Description
@tkf recently noticed / ran into a deadlock due to synchronization from branches that ended up divergent because of the compiler performing union splitting. To remedy this, we could use barrier.sync
instead of barrier.sync.aligned
(aka. bar.sync
aka. syncthreads
):
Instruction barrier has optional .aligned modifier. When specified, it indicates that all threads in CTA will execute the same barrier instruction. In conditionally executed code, an aligned barrier instruction should only be used if it is known that all threads in CTA evaluate the condition identically, otherwise behavior is undefined.
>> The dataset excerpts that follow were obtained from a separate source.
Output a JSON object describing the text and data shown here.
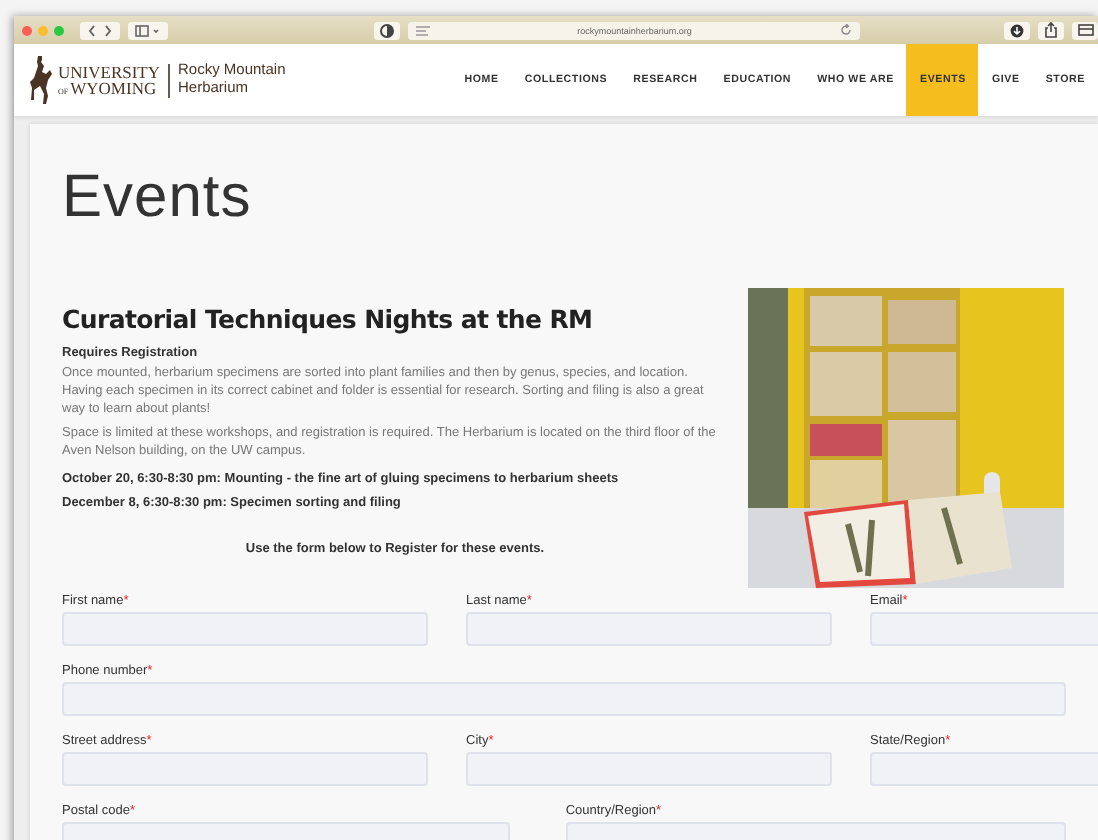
{
  "browser": {
    "url": "rockymountainherbarium.org"
  },
  "header": {
    "logo": {
      "university": "UNIVERSITY",
      "of": "OF",
      "wyoming": "WYOMING",
      "site_line_1": "Rocky Mountain",
      "site_line_2": "Herbarium"
    },
    "nav": [
      {
        "label": "HOME",
        "selected": false
      },
      {
        "label": "COLLECTIONS",
        "selected": false
      },
      {
        "label": "RESEARCH",
        "selected": false
      },
      {
        "label": "EDUCATION",
        "selected": false
      },
      {
        "label": "WHO WE ARE",
        "selected": false
      },
      {
        "label": "EVENTS",
        "selected": true
      },
      {
        "label": "GIVE",
        "selected": false
      },
      {
        "label": "STORE",
        "selected": false
      }
    ]
  },
  "page_title": "Events",
  "event": {
    "heading": "Curatorial Techniques Nights at the RM",
    "subheading": "Requires Registration",
    "paragraphs": [
      "Once mounted, herbarium specimens are sorted into plant families and then by genus, species, and location. Having each specimen in its correct cabinet and folder is essential for research. Sorting and filing is also a great way to learn about plants!",
      "Space is limited at these workshops, and registration is required. The Herbarium is located on the third floor of the Aven Nelson building, on the UW campus."
    ],
    "dates": [
      "October 20, 6:30-8:30 pm: Mounting - the fine art of gluing specimens to herbarium sheets",
      "December 8, 6:30-8:30 pm: Specimen sorting and filing"
    ],
    "form_intro": "Use the form below to Register for these events.",
    "photo": {
      "kind": "picture"
    }
  },
  "form": {
    "rows": [
      [
        {
          "label": "First name",
          "required_mark": "*"
        },
        {
          "label": "Last name",
          "required_mark": "*"
        },
        {
          "label": "Email",
          "required_mark": "*"
        }
      ],
      [
        {
          "label": "Phone number",
          "required_mark": "*"
        }
      ],
      [
        {
          "label": "Street address",
          "required_mark": "*"
        },
        {
          "label": "City",
          "required_mark": "*"
        },
        {
          "label": "State/Region",
          "required_mark": "*"
        }
      ],
      [
        {
          "label": "Postal code",
          "required_mark": "*"
        },
        {
          "label": "Country/Region",
          "required_mark": "*"
        }
      ]
    ]
  }
}
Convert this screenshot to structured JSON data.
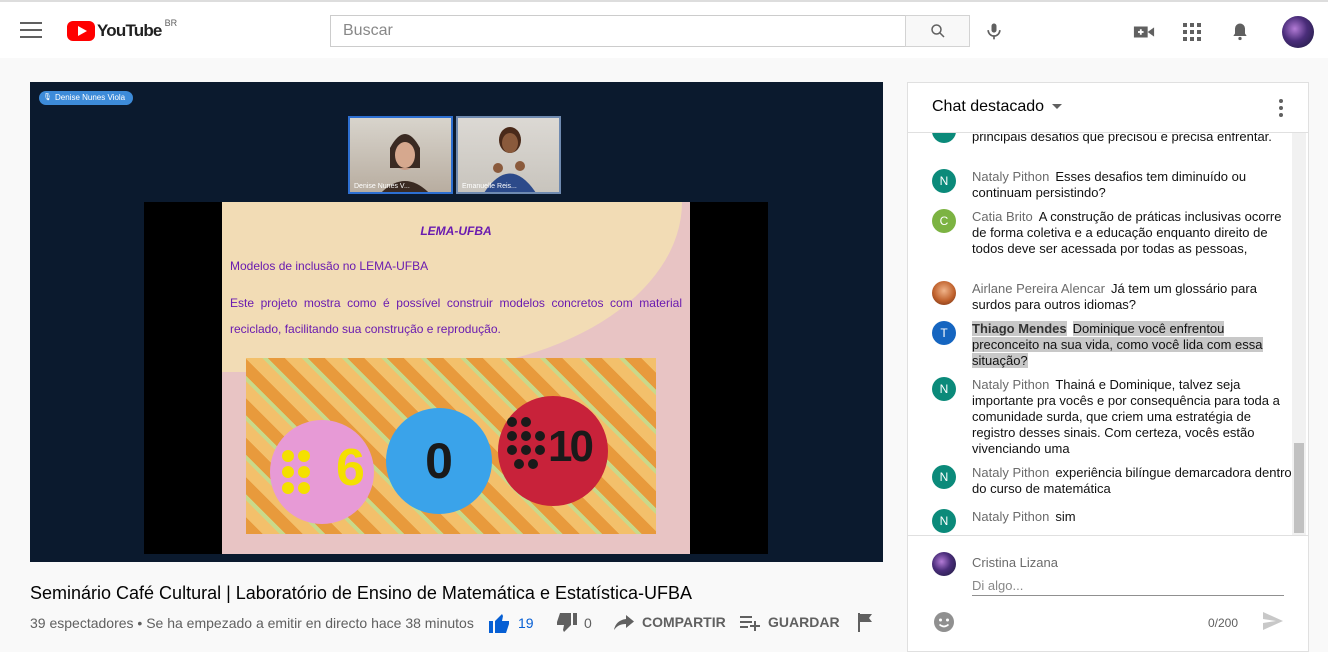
{
  "topbar": {
    "logo_text": "YouTube",
    "logo_country": "BR",
    "search_placeholder": "Buscar"
  },
  "player": {
    "speaker_tag": "Denise Nunes Viola",
    "participants": [
      "Denise Nunes V...",
      "Emanuelle Reis..."
    ],
    "slide": {
      "title": "LEMA-UFBA",
      "heading": "Modelos de inclusão no LEMA-UFBA",
      "text": "Este projeto mostra como é possível construir modelos concretos com material reciclado, facilitando sua construção e reprodução.",
      "numbers": [
        "6",
        "0",
        "10"
      ]
    }
  },
  "video": {
    "title": "Seminário Café Cultural | Laboratório de Ensino de Matemática e Estatística-UFBA",
    "meta": "39 espectadores • Se ha empezado a emitir en directo hace 38 minutos",
    "likes": "19",
    "dislikes": "0",
    "share_label": "COMPARTIR",
    "save_label": "GUARDAR"
  },
  "chat": {
    "header": "Chat destacado",
    "messages": [
      {
        "author": "",
        "text": "principais desafios que precisou e precisa enfrentar.",
        "initial": "",
        "color": "#0f9d58"
      },
      {
        "author": "Nataly Pithon",
        "text": "Esses desafios tem diminuído ou continuam persistindo?",
        "initial": "N",
        "color": "#0b8a7a"
      },
      {
        "author": "Catia Brito",
        "text": "A construção de práticas inclusivas ocorre de forma coletiva e a educação enquanto direito de todos deve ser acessada por todas as pessoas,",
        "initial": "C",
        "color": "#7cb342"
      },
      {
        "author": "Airlane Pereira Alencar",
        "text": "Já tem um glossário para surdos para outros idiomas?",
        "initial": "",
        "color": "#c0622d"
      },
      {
        "author": "Thiago Mendes",
        "text": "Dominique você enfrentou preconceito na sua vida, como você lida com essa situação?",
        "initial": "T",
        "color": "#1565c0"
      },
      {
        "author": "Nataly Pithon",
        "text": "Thainá e Dominique, talvez seja importante pra vocês e por consequência para toda a comunidade surda, que criem uma estratégia de registro desses sinais. Com certeza, vocês estão vivenciando uma",
        "initial": "N",
        "color": "#0b8a7a"
      },
      {
        "author": "Nataly Pithon",
        "text": "experiência bilíngue demarcadora dentro do curso de matemática",
        "initial": "N",
        "color": "#0b8a7a"
      },
      {
        "author": "Nataly Pithon",
        "text": "sim",
        "initial": "N",
        "color": "#0b8a7a"
      }
    ],
    "compose": {
      "user": "Cristina Lizana",
      "placeholder": "Di algo...",
      "counter": "0/200"
    }
  },
  "colors": {
    "youtube_red": "#ff0000",
    "like_blue": "#065fd4",
    "slide_purple": "#6a1bb0"
  }
}
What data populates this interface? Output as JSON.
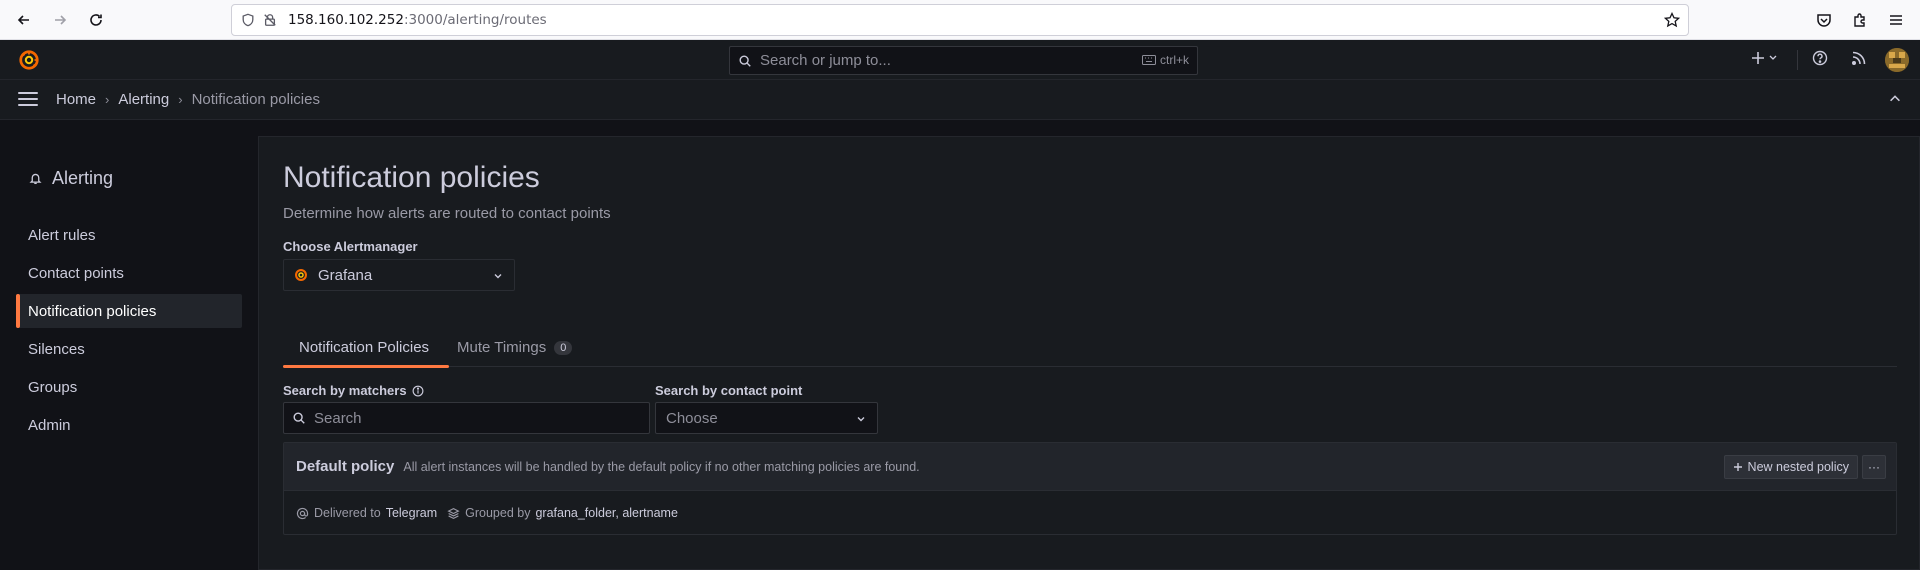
{
  "browser": {
    "url_host": "158.160.102.252",
    "url_path": ":3000/alerting/routes"
  },
  "topbar": {
    "search_placeholder": "Search or jump to...",
    "search_shortcut": "ctrl+k"
  },
  "breadcrumb": {
    "items": [
      "Home",
      "Alerting",
      "Notification policies"
    ]
  },
  "sidebar": {
    "title": "Alerting",
    "items": [
      {
        "label": "Alert rules"
      },
      {
        "label": "Contact points"
      },
      {
        "label": "Notification policies",
        "active": true
      },
      {
        "label": "Silences"
      },
      {
        "label": "Groups"
      },
      {
        "label": "Admin"
      }
    ]
  },
  "page": {
    "title": "Notification policies",
    "subtitle": "Determine how alerts are routed to contact points",
    "alertmanager_label": "Choose Alertmanager",
    "alertmanager_value": "Grafana"
  },
  "tabs": [
    {
      "label": "Notification Policies",
      "active": true
    },
    {
      "label": "Mute Timings",
      "count": "0"
    }
  ],
  "filters": {
    "matchers_label": "Search by matchers",
    "matchers_placeholder": "Search",
    "contact_label": "Search by contact point",
    "contact_value": "Choose"
  },
  "policy": {
    "title": "Default policy",
    "description": "All alert instances will be handled by the default policy if no other matching policies are found.",
    "new_nested_label": "New nested policy",
    "more_label": "···",
    "delivered_prefix": "Delivered to",
    "delivered_value": "Telegram",
    "grouped_prefix": "Grouped by",
    "grouped_value": "grafana_folder, alertname"
  },
  "colors": {
    "accent": "#ff7941",
    "background": "#111217",
    "panel": "#181b1f"
  }
}
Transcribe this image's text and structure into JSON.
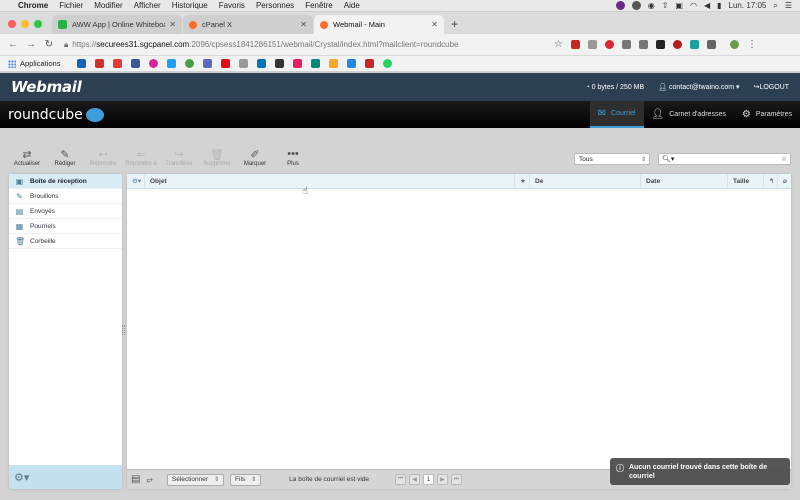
{
  "mac_menu": {
    "app": "Chrome",
    "items": [
      "Fichier",
      "Modifier",
      "Afficher",
      "Historique",
      "Favoris",
      "Personnes",
      "Fenêtre",
      "Aide"
    ],
    "clock": "Lun. 17:05"
  },
  "tabs": [
    {
      "title": "AWW App | Online Whiteboard"
    },
    {
      "title": "cPanel X"
    },
    {
      "title": "Webmail - Main"
    }
  ],
  "url": {
    "scheme": "https://",
    "host": "securees31.sgcpanel.com",
    "path": ":2096/cpsess1841286151/webmail/Crystal/index.html?mailclient=roundcube"
  },
  "bookmarks": {
    "apps_label": "Applications"
  },
  "webmail": {
    "logo": "Webmail",
    "quota": "0 bytes / 250 MB",
    "account": "contact@twaino.com",
    "logout": "LOGOUT"
  },
  "roundcube": {
    "logo_text": "roundcube",
    "nav": [
      {
        "label": "Courriel"
      },
      {
        "label": "Carnet d'adresses"
      },
      {
        "label": "Paramètres"
      }
    ]
  },
  "actions": [
    {
      "label": "Actualiser"
    },
    {
      "label": "Rédiger"
    },
    {
      "label": "Répondre"
    },
    {
      "label": "Répondre à"
    },
    {
      "label": "Transférer"
    },
    {
      "label": "Supprimer"
    },
    {
      "label": "Marquer"
    },
    {
      "label": "Plus"
    }
  ],
  "filter": {
    "value": "Tous"
  },
  "folders": [
    {
      "label": "Boîte de réception"
    },
    {
      "label": "Brouillons"
    },
    {
      "label": "Envoyés"
    },
    {
      "label": "Pourriels"
    },
    {
      "label": "Corbeille"
    }
  ],
  "columns": {
    "subject": "Objet",
    "from": "De",
    "date": "Date",
    "size": "Taille"
  },
  "footer": {
    "select": "Sélectionner",
    "threads": "Fils",
    "status": "La boîte de courriel est vide",
    "page": "1"
  },
  "toast": {
    "message": "Aucun courriel trouvé dans cette boîte de courriel"
  }
}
I'm not sure it's safe to just have syncthreads
use an unaligned barrier, because we might then be inadvertently matching unrelated barriers:
if (foo)
sync_threads() # thread 1 waits here
sync_threads() # thread 2 waits here
Maybe that only matters for already broken code though, since thread 1 would here just get stuck at the second barrier?
Also interesting: at the PTX level, barriers are identified by a 'name' (int in 0:16) and a thread mask, so we could expose a more fine-grained sync
for use in divergent branches. Maybe we could use this to differentiate barriers, but then we'd need some sort of lexical information to assign a barrier name, and I'd rather not move to a @sync_threads
macro.
cc @vchuravy